Laid faulty tiles? Vendor liable to pay

Pushpa Girimaji

I have two queries pertaining to defective floor tiles sold to me. The first one is whether the manufacturer can escape responsibility on the ground that, as per conditions of sale, he will not replace the tiles once laid. Secondly, can the dealer say that only the manufacturer is responsible for defects? I spent more than Rs1 lakh on the tiles, but they are getting discoloured and also showing minute cracks in several places, causing me immense distress.
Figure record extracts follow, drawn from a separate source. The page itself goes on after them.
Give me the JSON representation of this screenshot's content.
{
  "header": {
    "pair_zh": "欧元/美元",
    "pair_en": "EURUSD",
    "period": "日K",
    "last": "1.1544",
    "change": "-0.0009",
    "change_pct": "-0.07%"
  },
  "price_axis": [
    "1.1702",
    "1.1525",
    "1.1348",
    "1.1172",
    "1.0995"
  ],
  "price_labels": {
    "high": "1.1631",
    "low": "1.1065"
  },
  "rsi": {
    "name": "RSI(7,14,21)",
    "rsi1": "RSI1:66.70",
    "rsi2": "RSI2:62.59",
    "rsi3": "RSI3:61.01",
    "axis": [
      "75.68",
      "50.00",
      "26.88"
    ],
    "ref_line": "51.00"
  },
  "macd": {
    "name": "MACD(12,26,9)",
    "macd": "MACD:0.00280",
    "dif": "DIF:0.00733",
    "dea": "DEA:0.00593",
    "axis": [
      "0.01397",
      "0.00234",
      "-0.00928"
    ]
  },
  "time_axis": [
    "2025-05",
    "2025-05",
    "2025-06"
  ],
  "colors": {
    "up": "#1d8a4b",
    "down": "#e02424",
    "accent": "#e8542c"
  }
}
Manufacturers and dealers of tiles often say — on the box of tiles and in their receipts — that you need to return defective tiles before they are laid and there is no redress once the tiles are laid. However, such unilateral conditions cannot take away the consumer’s right to defect-free goods or the right to redress of their grievance vis-à-vis such goods.

Such conditions are also totally unfair because, first of all, it is not practical to take out all the tiles from the box and examine them before laying them. Secondly, some of the defects, like discolouration or cracks, may show up months later. Besides, it is the duty of the manufacturer to ensure that the tiles he sells are defect-free and he cannot expect the consumer to do that kind of inspection.
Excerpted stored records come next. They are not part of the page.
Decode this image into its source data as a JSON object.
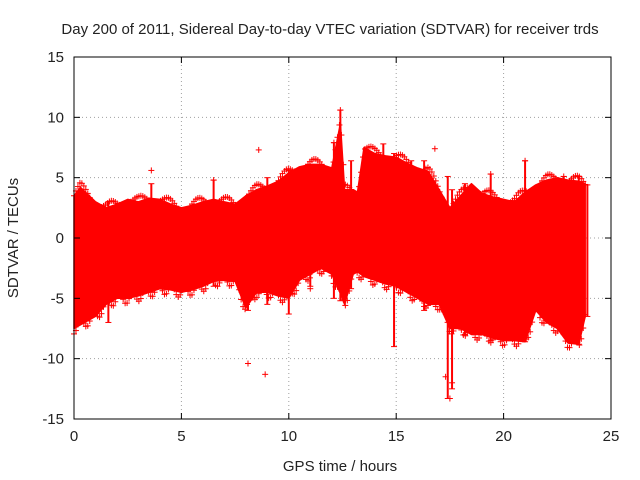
{
  "chart_data": {
    "type": "scatter",
    "title": "Day 200 of 2011, Sidereal Day-to-day VTEC variation (SDTVAR) for receiver trds",
    "xlabel": "GPS time / hours",
    "ylabel": "SDTVAR / TECUs",
    "xlim": [
      0,
      25
    ],
    "ylim": [
      -15,
      15
    ],
    "x_ticks": [
      0,
      5,
      10,
      15,
      20,
      25
    ],
    "y_ticks": [
      -15,
      -10,
      -5,
      0,
      5,
      10,
      15
    ],
    "x_tick_labels": [
      "0",
      "5",
      "10",
      "15",
      "20",
      "25"
    ],
    "y_tick_labels": [
      "-15",
      "-10",
      "-5",
      "0",
      "5",
      "10",
      "15"
    ],
    "grid": true,
    "series": [
      {
        "name": "SDTVAR",
        "color": "#ff0000",
        "marker": "plus",
        "envelope": {
          "x": [
            0.0,
            0.3,
            1.0,
            1.5,
            2.0,
            2.5,
            3.0,
            3.5,
            4.0,
            4.5,
            5.0,
            5.5,
            6.0,
            6.5,
            7.0,
            7.5,
            8.0,
            8.5,
            9.0,
            9.5,
            10.0,
            10.5,
            11.0,
            11.5,
            12.0,
            12.4,
            12.6,
            13.0,
            13.2,
            13.5,
            14.0,
            14.5,
            15.0,
            15.5,
            16.0,
            16.5,
            17.0,
            17.5,
            18.0,
            18.5,
            19.0,
            19.5,
            20.0,
            20.5,
            21.0,
            21.5,
            22.0,
            22.5,
            23.0,
            23.5,
            23.8
          ],
          "upper": [
            3.5,
            4.2,
            3.0,
            2.5,
            2.8,
            3.2,
            3.0,
            3.3,
            3.2,
            2.8,
            2.5,
            2.7,
            3.0,
            3.2,
            3.0,
            2.8,
            3.5,
            4.0,
            4.3,
            4.7,
            5.4,
            5.9,
            6.1,
            6.1,
            5.8,
            9.5,
            4.0,
            4.0,
            3.8,
            7.5,
            7.0,
            6.8,
            6.7,
            6.2,
            5.8,
            5.5,
            4.0,
            2.5,
            3.5,
            4.5,
            3.7,
            3.4,
            3.2,
            3.0,
            3.8,
            4.4,
            4.8,
            5.0,
            4.8,
            4.7,
            4.5
          ],
          "lower": [
            -7.5,
            -7.2,
            -6.5,
            -5.5,
            -5.0,
            -5.0,
            -4.8,
            -4.5,
            -4.2,
            -4.3,
            -4.5,
            -4.3,
            -4.0,
            -3.6,
            -3.5,
            -3.6,
            -5.8,
            -4.5,
            -4.5,
            -4.8,
            -5.0,
            -3.5,
            -3.0,
            -2.5,
            -3.0,
            -4.6,
            -5.5,
            -3.0,
            -2.8,
            -3.2,
            -3.5,
            -3.8,
            -4.0,
            -4.5,
            -5.0,
            -5.5,
            -5.5,
            -7.5,
            -7.5,
            -8.0,
            -8.0,
            -8.3,
            -8.5,
            -8.5,
            -8.6,
            -6.0,
            -7.0,
            -7.5,
            -8.7,
            -8.8,
            -6.5
          ]
        },
        "outliers": [
          [
            3.6,
            5.6
          ],
          [
            8.1,
            -10.4
          ],
          [
            8.6,
            7.3
          ],
          [
            8.9,
            -11.3
          ],
          [
            16.8,
            7.4
          ],
          [
            12.4,
            10.6
          ],
          [
            17.5,
            -13.3
          ],
          [
            17.3,
            -11.5
          ],
          [
            22.8,
            5.1
          ],
          [
            6.5,
            4.8
          ],
          [
            12.1,
            7.9
          ],
          [
            17.6,
            -12.0
          ],
          [
            19.4,
            5.3
          ],
          [
            21.0,
            6.4
          ],
          [
            11.0,
            -4.2
          ]
        ],
        "spikes": [
          [
            1.6,
            -7.0,
            3.0
          ],
          [
            3.6,
            -4.5,
            4.5
          ],
          [
            6.5,
            -4.0,
            4.8
          ],
          [
            8.1,
            -6.0,
            3.5
          ],
          [
            9.0,
            -5.5,
            5.0
          ],
          [
            10.0,
            -6.3,
            5.6
          ],
          [
            11.0,
            -4.0,
            6.1
          ],
          [
            12.1,
            -5.0,
            7.9
          ],
          [
            12.4,
            -5.2,
            10.6
          ],
          [
            12.9,
            -4.2,
            6.4
          ],
          [
            14.4,
            -3.0,
            7.8
          ],
          [
            14.9,
            -9.0,
            7.0
          ],
          [
            15.7,
            -4.5,
            6.4
          ],
          [
            16.3,
            -6.0,
            6.4
          ],
          [
            17.4,
            -13.3,
            5.1
          ],
          [
            17.6,
            -12.5,
            4.0
          ],
          [
            18.2,
            -8.0,
            4.5
          ],
          [
            19.4,
            -8.5,
            5.3
          ],
          [
            21.0,
            -8.6,
            6.4
          ],
          [
            22.8,
            -8.0,
            5.1
          ],
          [
            23.5,
            -8.8,
            5.1
          ],
          [
            23.9,
            -6.5,
            4.4
          ]
        ]
      }
    ]
  }
}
The apex consumer court has held in a number of cases that the dealer cannot abdicate his responsibility towards the products that he sells on the ground that the manufacturer alone is responsible for defects. This is the law as laid down by the courts not only in respect of floor tiles, but in respect of other goods too.
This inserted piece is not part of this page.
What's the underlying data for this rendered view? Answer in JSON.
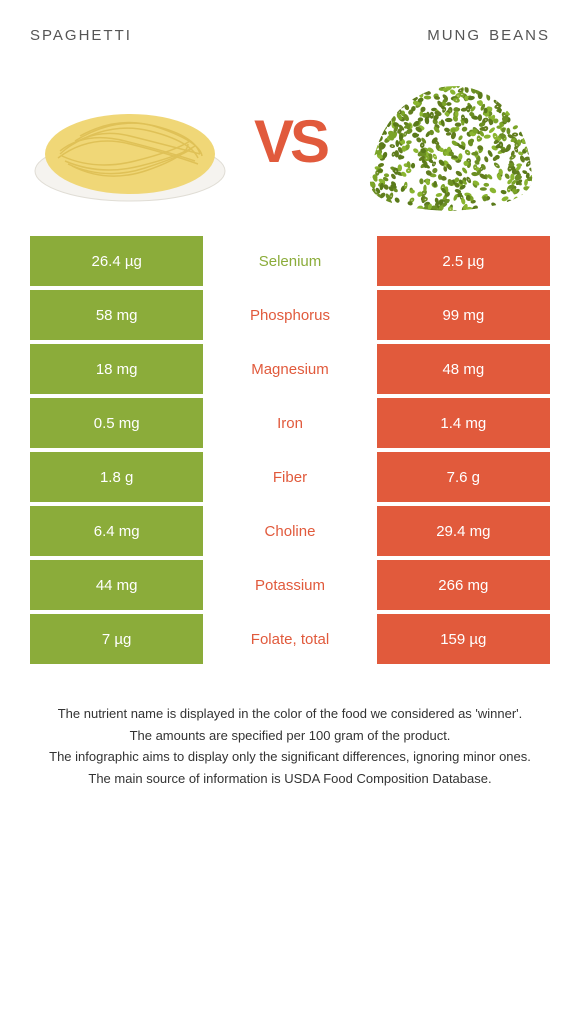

Can you quote any recent case in support of these arguments?

In Chandra Marbles Vs Ramachandran CH (RP No 1250 of 2013), decided on June 19, 2020, the National Consumer Disputes Redressal Commission made it clear that the ultimate responsibility for defective tiles (or any other product) may fall on the manufacturer. However, as far as the consumer is concerned, the dealer who sold the tiles is liable to refund not only the cost of the tiles but also the cost of laying them. It is open to the dealer to recover the amount from the manufacturer subsequently. The Commission also reiterated that in cases of defective products, both the dealer and the manufacturer would be liable to pay and the consumer is entitled to recover the amount from either of them or both.

In this case, the dealer had filed a revision petition before the Commission and argued that since he had purchased the tiles and sold to the consumer, he could not be held accountable for the quality of the tiles. The complainant had purchased tiles worth Rs70,799 and paid Rs8,849 towards tax. However, after these were laid, he noticed that the sides of the tiles projected upwards, causing injuries. A court commissioner confirmed the defect. The manufacturer and the dealer, however, argued that it was a case of improper laying of the tiles.

The apex consumer court held that the report of the commissioner left no doubt that the tiles were projecting upwards not because of poor workmanship, but because of defect in the tiles. Besides, neither the manufacturer nor the dealer had produced any expert evidence to rebut the report. The Commission upheld the verdict of the lower consumer court, awarding Rs1,10,000 to the consumer.